I love businesses that spin the straw of public or “open” data into private enterprise gold. I’ve covered such businesses before here, here, and here. Open data are relevant to procurement, marketing, weather predictions, and financial markets. Financial markets are where today’s subject, Form 5500, fits in.
Form 5500: Detailed Data on a Huge Market
Form 5500 was “jointly developed by three United States government agencies: the Department of Labor (DOL), the Internal Revenue Service (IRS), and the Pension Benefit Guaranty Corporation (PBGC). The Form 5500 Series was created…to collect information about employee benefit plans, including health and pension plans.”
Form 5500 contains financial, expense, investment and provider information on each company’s retirement plan. As of September 2017, these retirement accounts held $8.9 trillion in assets or 47% of all mutual fund assets. That’s a lot of mutual fund and plan fees! (For an example of the Form 5500 contents, here’s a summary of JP Morgan Chase’s form from BrightScope.
Form 5500 for Sales and Marketing: BrightScope and Judy Diamond
BrightScope was the first company I noticed that was exploiting Form 5500 for commercial purposes. BrightScope started a rating system, similar to Morningstar’s rating system for mutual funds, but for retirement plans. I wrote about them here. According to the New York Times, BrightScope’s founders initially received their data manually through the Freedom of Information Act (FOIA). In 2010, companies were finally required to file the data electronically, which made the whole process better Brightscope and others!

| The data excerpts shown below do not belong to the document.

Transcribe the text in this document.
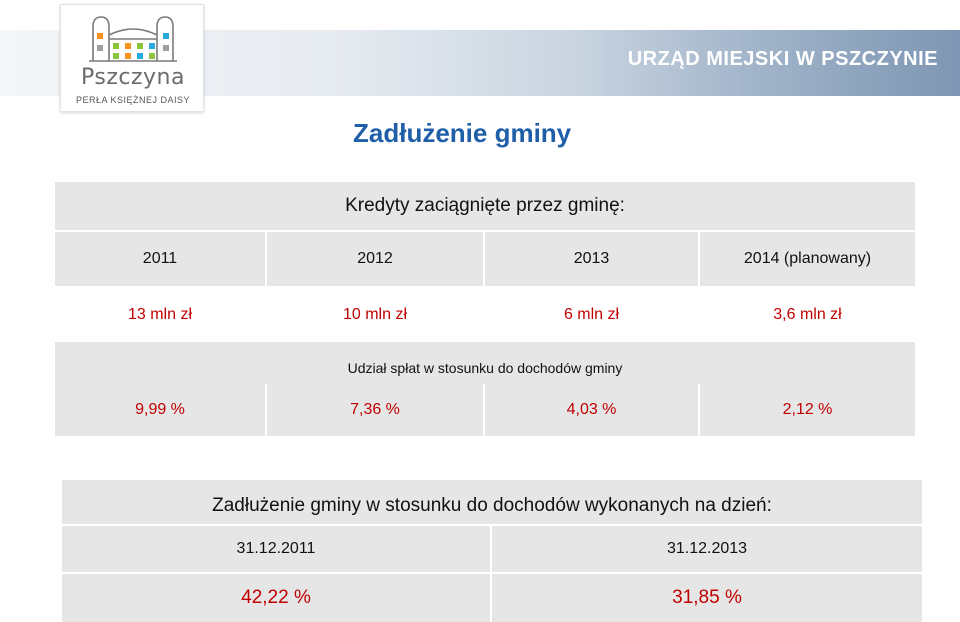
URZĄD MIEJSKI W PSZCZYNIE
Pszczyna
PERŁA KSIĘŻNEJ DAISY
Zadłużenie gminy
Kredyty zaciągnięte przez gminę:
2011	2012	2013	2014 (planowany)
13 mln zł	10 mln zł	6 mln zł	3,6 mln zł
Udział spłat w stosunku do dochodów gminy
9,99 %	7,36 %	4,03 %	2,12 %
Zadłużenie gminy w stosunku do dochodów wykonanych na dzień:
31.12.2011	31.12.2013
42,22 %	31,85 %
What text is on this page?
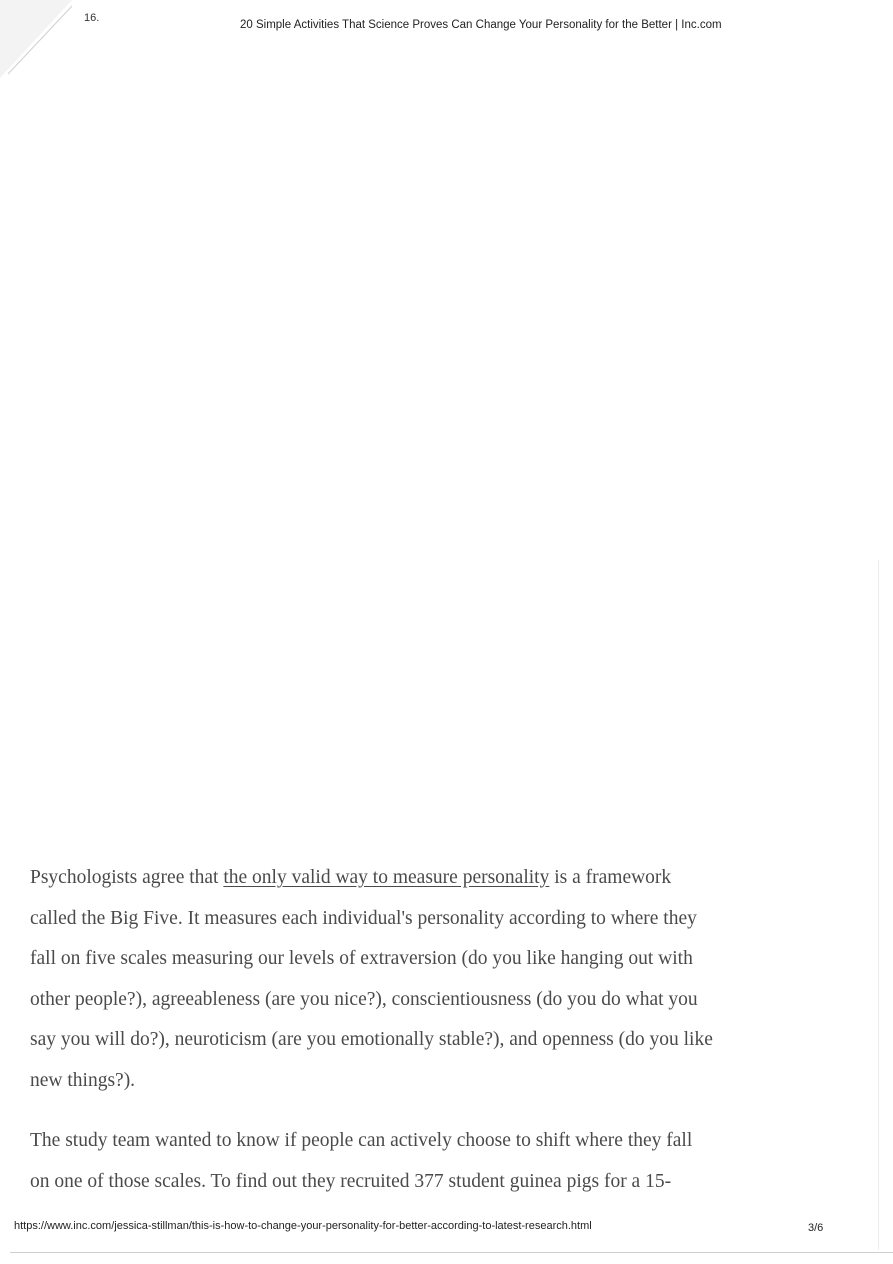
16.
20 Simple Activities That Science Proves Can Change Your Personality for the Better | Inc.com

Psychologists agree that the only valid way to measure personality is a framework
called the Big Five. It measures each individual's personality according to where they
fall on five scales measuring our levels of extraversion (do you like hanging out with
other people?), agreeableness (are you nice?), conscientiousness (do you do what you
say you will do?), neuroticism (are you emotionally stable?), and openness (do you like
new things?).

The study team wanted to know if people can actively choose to shift where they fall
on one of those scales. To find out they recruited 377 student guinea pigs for a 15-

https://www.inc.com/jessica-stillman/this-is-how-to-change-your-personality-for-better-according-to-latest-research.html	3/6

Over time, BrightScope, and others like Judy Diamond Associates, turned Form 5500 data into the IRI/Nielsen/DiscoverOrg of the retirement industry. Together, the forms created a complete market picture (and lead machine) for providers of retirement plans. Who has what client? What fees are they making? How has their performance been? In other words, which accounts should I target?!
Open Data Giveth and Taketh Away
The beauty of open data is if you can get it, you get information that is otherwise very hard to find. The negative of open data is that once you have it, everyone else can get it too. So, if you are going to build a business on open data, you better get the data first or do something really original with it. BrightScope got to this open data first, reportedly raised $6 million, and sold for 6x that amount about 8 years later. BrightScope’s head start worked out for them.
Form 5500 for financial analysis: BizQualify
BizQualify has an entirely different take on the same basic Form 5500 data. And it seems ingenious to me. Simply put, BizQualify believes, as apparently some big customers do, that:
- The behavior of management and employees with respect to their benefit plan contributions and funding is predictive of company financial performance.
- Form 5500 is a good way to understand public company pension fund obligations, and
- Form 5500 is a good way to acquire difficult-to-find information on 1 million private companies
Here’s what the company says about claim #1 above:
I’m not smart enough to assess proposition that this data can help predict future financial or stock performance, but it does seem plausible. The second two propositions seem incontrovertible.
Now that BizQualify has the data and has done something unique with it, can they spin some gold before the competitors get in?